Among the songs listened to in that period of distance and melancholy, there was one capable of igniting one narrative spark: “One in particular inspired me, Angae (in English Misted.), because it told of a man and a woman who go for a walk and fall in love”. The musical genesis of Decision to Leave was not limited to a simple textual inspiration, because the director wanted to carry out an operation of recovery and transformation of the sound memory:

The song was originally sung by a woman, but remembering the artists I listened to in my youth in the seventies – and considering that they have aged too now – I invited them into the studio to record this song, changing it a little. Hearing the recording I was moved.

The result of this emotion was not one storyboards rigidly built on the beats of the song. On the contrary, the music acted like a perfume, permeating the entire work. In fact, Park Chan-wook specifies a fundamental detail of his aesthetic: “I didn’t translate it into the form of an image: it’s a sensation that the film absorbed naturally.”

Lady Vengeance: the Italian baroque

If Decision to Leave was born from the melancholy of a 1960s Korean pop song, Lady Vengeance (2005) — the final chapter of the famous Revenge Trilogy — found its soul in the rigor and elegance of European classical music, discovered almost by chance during production.

The protagonist, Lee Geum-ja, follows a path of revenge that takes on the contours of a religious way of the cross, a search for redemption through blood. To accompany this dichotomy between brutality and spiritual salvation, the director drew heavily from the baroque repertoire:

While producing Lady Vendetta, for example, I found the perfect match with Italian baroque music. I have heard Vivaldi many times, and a lot of the film’s music was born from Vivaldi.

The use of Antonio Vivaldi and baroque sounds (often characterized by complex counterpoints and a strong sense of dramatic inevitability) in Lady Vengeance it just elevates the earthly and gory actions of the characters to an almost level divine and theatrical.
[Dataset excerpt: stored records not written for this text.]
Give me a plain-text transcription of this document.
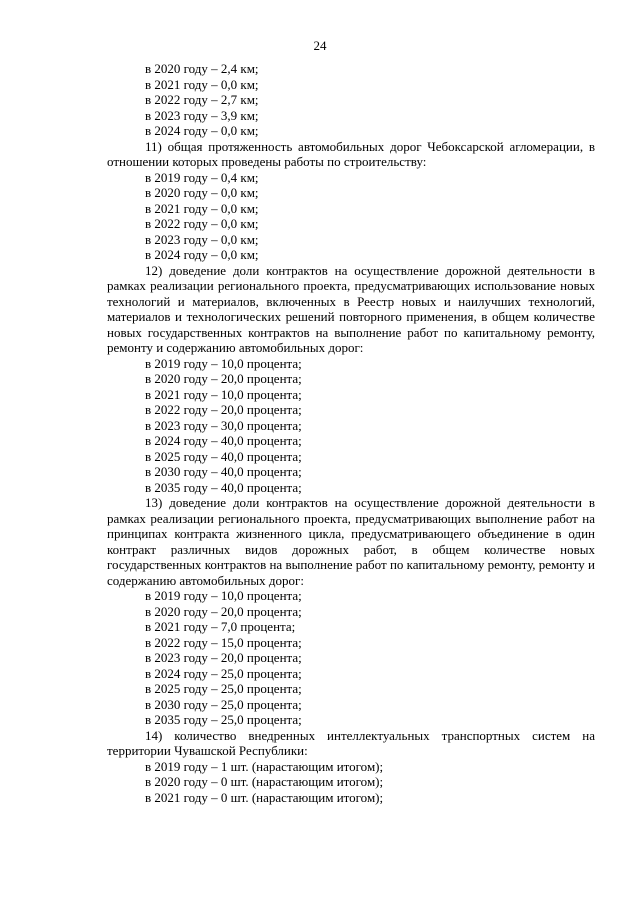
24

в 2020 году – 2,4 км;

в 2021 году – 0,0 км;

в 2022 году – 2,7 км;

в 2023 году – 3,9 км;

в 2024 году – 0,0 км;

11) общая протяженность автомобильных дорог Чебоксарской агломерации, в отношении которых проведены работы по строительству:

в 2019 году – 0,4 км;

в 2020 году – 0,0 км;

в 2021 году – 0,0 км;

в 2022 году – 0,0 км;

в 2023 году – 0,0 км;

в 2024 году – 0,0 км;

12) доведение доли контрактов на осуществление дорожной деятельности в рамках реализации регионального проекта, предусматривающих использование новых технологий и материалов, включенных в Реестр новых и наилучших технологий, материалов и технологических решений повторного применения, в общем количестве новых государственных контрактов на выполнение работ по капитальному ремонту, ремонту и содержанию автомобильных дорог:

в 2019 году – 10,0 процента;

в 2020 году – 20,0 процента;

в 2021 году – 10,0 процента;

в 2022 году – 20,0 процента;

в 2023 году – 30,0 процента;

в 2024 году – 40,0 процента;

в 2025 году – 40,0 процента;

в 2030 году – 40,0 процента;

в 2035 году – 40,0 процента;

13) доведение доли контрактов на осуществление дорожной деятельности в рамках реализации регионального проекта, предусматривающих выполнение работ на принципах контракта жизненного цикла, предусматривающего объединение в один контракт различных видов дорожных работ, в общем количестве новых государственных контрактов на выполнение работ по капитальному ремонту, ремонту и содержанию автомобильных дорог:

в 2019 году – 10,0 процента;

в 2020 году – 20,0 процента;

в 2021 году – 7,0 процента;

в 2022 году – 15,0 процента;

в 2023 году – 20,0 процента;

в 2024 году – 25,0 процента;

в 2025 году – 25,0 процента;

в 2030 году – 25,0 процента;

в 2035 году – 25,0 процента;

14) количество внедренных интеллектуальных транспортных систем на территории Чувашской Республики:

в 2019 году – 1 шт. (нарастающим итогом);

в 2020 году – 0 шт. (нарастающим итогом);

в 2021 году – 0 шт. (нарастающим итогом);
In this case, the image was already in progress, but the music provided the definitive key to understanding the work.

No Other Choice: Mozart’s tragic irony

A further evolution in the relationship between Park Chan-wook and the soundtrack is seen in his latest project, No Other Choice. Here, the use of music changes function again: it is neither a melancholy inspiration born out of nostalgia, nor a flash of inspiration that occurred during filming. This time, the musical score was already engraved in the structure of the narrative skeleton.

For the last film, No Other ChoiceI had thought about Mozart’s music from the beginning. In fact, in the first script I had drafted, I had written precisely ‘Mozart’s music begins here’, specifying the parts and minutes of the pieces I wanted to use.
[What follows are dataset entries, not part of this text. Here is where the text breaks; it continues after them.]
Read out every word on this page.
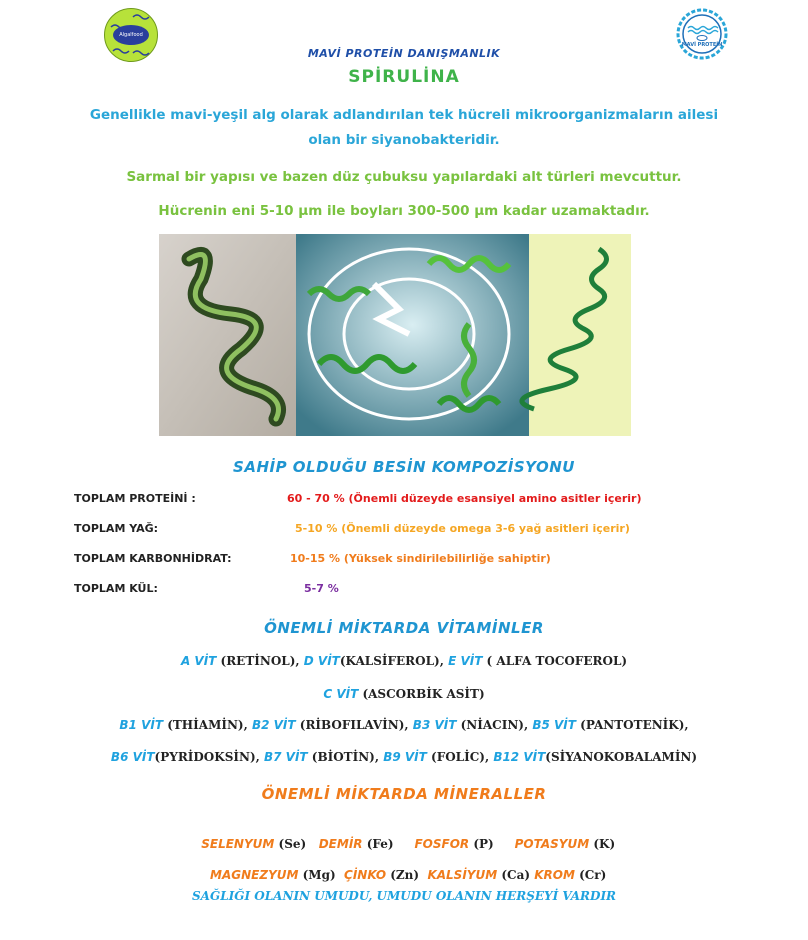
Algalfood
MAVİ PROTEİN
MAVİ PROTEİN DANIŞMANLIK
SPİRULİNA
Genellikle mavi-yeşil alg olarak adlandırılan tek hücreli mikroorganizmaların ailesi
olan bir siyanobakteridir.
Sarmal bir yapısı ve bazen düz çubuksu yapılardaki alt türleri mevcuttur.
Hücrenin eni 5-10 µm ile boyları 300-500 µm kadar uzamaktadır.
SAHİP OLDUĞU BESİN KOMPOZİSYONU
TOPLAM PROTEİNİ :	60 - 70 % (Önemli düzeyde esansiyel amino asitler içerir)
TOPLAM YAĞ:	5-10 % (Önemli düzeyde omega 3-6 yağ asitleri içerir)
TOPLAM KARBONHİDRAT:	10-15 % (Yüksek sindirilebilirliğe sahiptir)
TOPLAM KÜL:	5-7 %
ÖNEMLİ MİKTARDA VİTAMİNLER
A VİT (RETİNOL), D VİT(KALSİFEROL), E VİT ( ALFA TOCOFEROL)
C VİT (ASCORBİK ASİT)
B1 VİT (THİAMİN), B2 VİT (RİBOFILAVİN), B3 VİT (NİACIN), B5 VİT (PANTOTENİK),
B6 VİT(PYRİDOKSİN), B7 VİT (BİOTİN), B9 VİT (FOLİC), B12 VİT(SİYANOKOBALAMİN)
ÖNEMLİ MİKTARDA MİNERALLER

SELENYUM (Se)   DEMİR (Fe)     FOSFOR (P)     POTASYUM (K)

MAGNEZYUM (Mg)  ÇİNKO (Zn)  KALSİYUM (Ca) KROM (Cr)

SAĞLIĞI OLANIN UMUDU, UMUDU OLANIN HERŞEYİ VARDIR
Wolfgang Amadeus Mozart’s choice responds to a specification thematic need. The director uses the formal perfection, grace and presumed light-heartedness of some Mozart compositions to create a powerful effect of cognitive dissonance with what happens on the screen: “The concept of a family that seems perfect and stable but isn’t, that seems happy but is sad: well, all this went well with Mozart’s music, in my opinion.” Mozart thus becomes the mirror of appearances bourgeois: a façade of impeccable harmony and serenity which, upon closer listening (and a deeper viewing of the film), hides neurosis, instability and a deep, incurable sadness.

Which arises from a sense of estrangement and nostalgia (as in Decision to Leave), which fits together perfectly during the work, enhancing the mystical-violent tone of the image (as in Lady Vengeance), or that it is used as an instrument of bitter irony from the first drafts of the screenplay (as in No Other Choice), the soundtrack is to all intents and purposes an active character. An always different character, but always essential to give Park Chan-wook’s cinema its unmistakable and vibrant identity. He told us that the next film will follow the footsteps of Sergio Leone’s cinema, a western to tell the story of the violence inherent in American history. And we are very curious to discover the transition from Vivaldi to Morricone.